Molto spesso accade che i comportamenti maltrattanti inizino nell’ambito di un contesto familiare, tra persone legate da una stabile relazione di convivenza e proseguano anche dopo l’interruzione della relazione affettiva e della convivenza. Si pone così il dubbio in ordine alla configurabilità di due diverse fattispecie di reato: maltrattamenti in famiglia (art. 572 c.p.) e atti persecutori in danno dell’ex convivente/coniuge (art. 612 bis, secondo comma, c.p.).
Secondo un risalente orientamento giurisprudenziale, il confine tra i due delitti veniva individuato nell’interruzione della convivenza tra i coniugi/conviventi, distinguendo le condotte vessatorie in maltrattamenti in famiglia durante il periodo di convivenza e in atti persecutori dopo l’interruzione della convivenza.
Sul punto è intervenuta la Corte di Cassazione in plurime riprese e, più recentemente, con la
sentenza 4 luglio 2024, n.20352, aderendo a un diverso orientamento giurisprudenziale secondo cui “integrano il reato di maltrattamenti in famiglia, e non quello di atti persecutori, le condotte vessatorie nei confronti del coniuge che, sorte in ambito domestico, proseguano dopo la sopravvenuta separazione di fatto o legale, in quanto il coniuge resta “persona della famiglia” fino alla cessazione degli effetti civili del matrimonio (o allo scioglimento del vincolo matrimoniale), a prescindere dalla convivenza”.
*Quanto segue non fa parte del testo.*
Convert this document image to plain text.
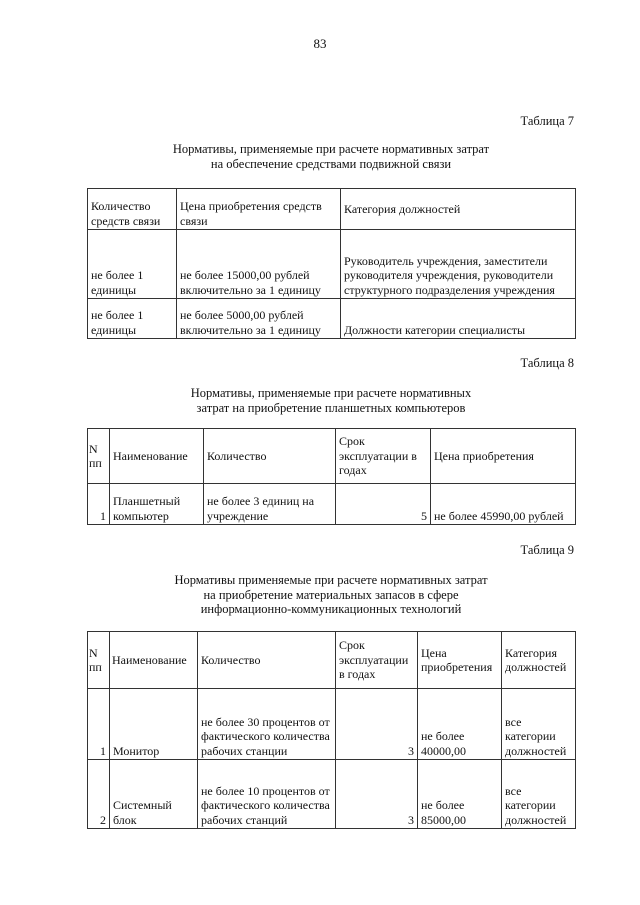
83
Таблица 7
Нормативы, применяемые при расчете нормативных затрат
на обеспечение средствами подвижной связи
Количество средств связи	Цена приобретения средств связи	Категория должностей
не более 1 единицы	не более 15000,00 рублей включительно за 1 единицу	Руководитель учреждения, заместители руководителя учреждения, руководители структурного подразделения учреждения
не более 1 единицы	не более 5000,00 рублей включительно за 1 единицу	Должности категории специалисты
Таблица 8
Нормативы, применяемые при расчете нормативных
затрат на приобретение планшетных компьютеров
N пп	Наименование	Количество	Срок эксплуатации в годах	Цена приобретения
1	Планшетный компьютер	не более 3 единиц на учреждение	5	не более 45990,00 рублей
Таблица 9
Нормативы применяемые при расчете нормативных затрат
на приобретение материальных запасов в сфере
информационно-коммуникационных технологий
N пп	Наименование	Количество	Срок эксплуатации в годах	Цена приобретения	Категория должностей
1	Монитор	не более 30 процентов от фактического количества рабочих станции	3	не более 40000,00	все категории должностей
2	Системный блок	не более 10 процентов от фактического количества рабочих станций	3	не более 85000,00	все категории должностей
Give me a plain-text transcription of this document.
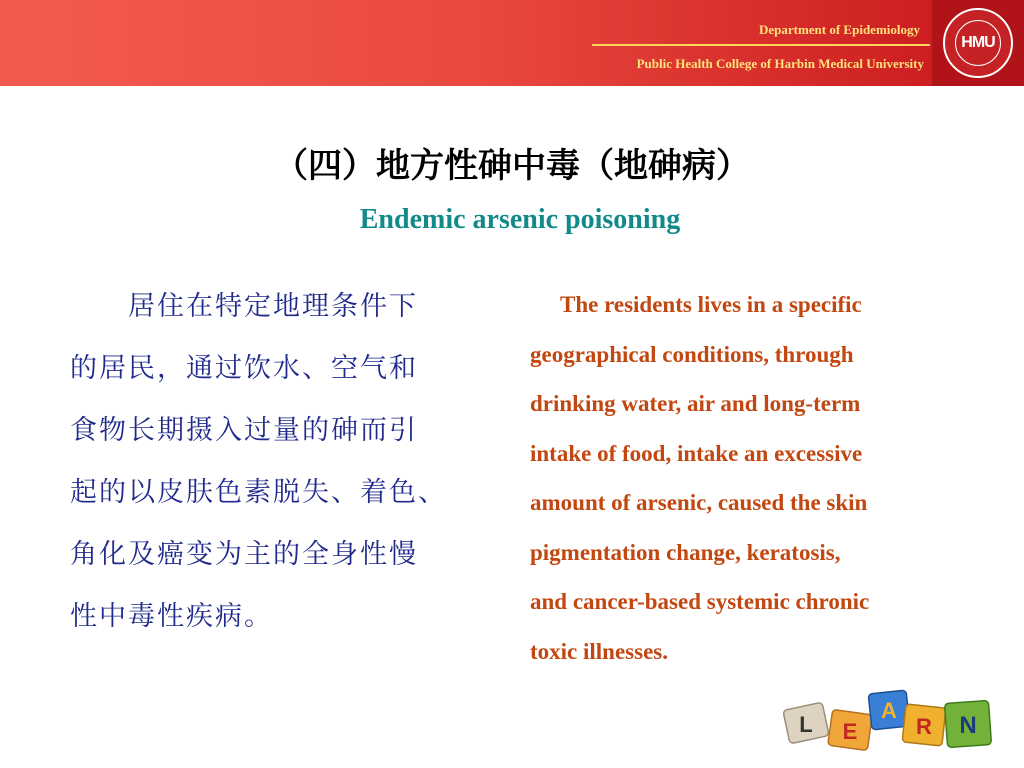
Department of Epidemiology
Public Health College of Harbin Medical University
HMU
（四）地方性砷中毒（地砷病）
Endemic arsenic poisoning
　　居住在特定地理条件下
的居民，通过饮水、空气和
食物长期摄入过量的砷而引
起的以皮肤色素脱失、着色、
角化及癌变为主的全身性慢
性中毒性疾病。
The residents lives in a specific
geographical conditions, through
drinking water, air and long-term
intake of food, intake an excessive
amount of arsenic, caused the skin
pigmentation change, keratosis,
and cancer-based systemic chronic
toxic illnesses.
L E
A
R N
La Corte di Cassazione ha, infatti, evidenziato la necessità di tener conto del vincolo coniugale tra l’imputato e la persona offesa ed ha rinvenuto nel divorzio (e non nella mera interruzione della convivenza) la linea di demarcazione tra il reato di maltrattamenti e quello di atti persecutori per le condotte vessatorie subite da uno dei due coniugi.
La separazione tra i coniugi, motiva la sentenza, deve essere considerata “una condizione che incide soltanto sull’assetto concreto delle condizioni di vita, ma non sullo “status” acquisito con il matrimonio, dispensando dagli obblighi di convivenza e fedeltà, ma lasciando integri quello di reciproco rispetto, assistenza morale e materiale, e collaborazione nell’interesse della famiglia, che discendono dall’art. 143, comma 2 cod. civ.”
Tale principio di diritto è stato confermato anche dalle successive pronunce, lasciando, però, aperte le questioni riguardanti i contesti di responsabilità genitoriale post-divorzio, negando la maggior tutela offerta dal delitto di maltrattamenti, procedibile d’ufficio, rispetto a quella minore conferita dal delitto di atti persecutori, procedibile a querela di parte.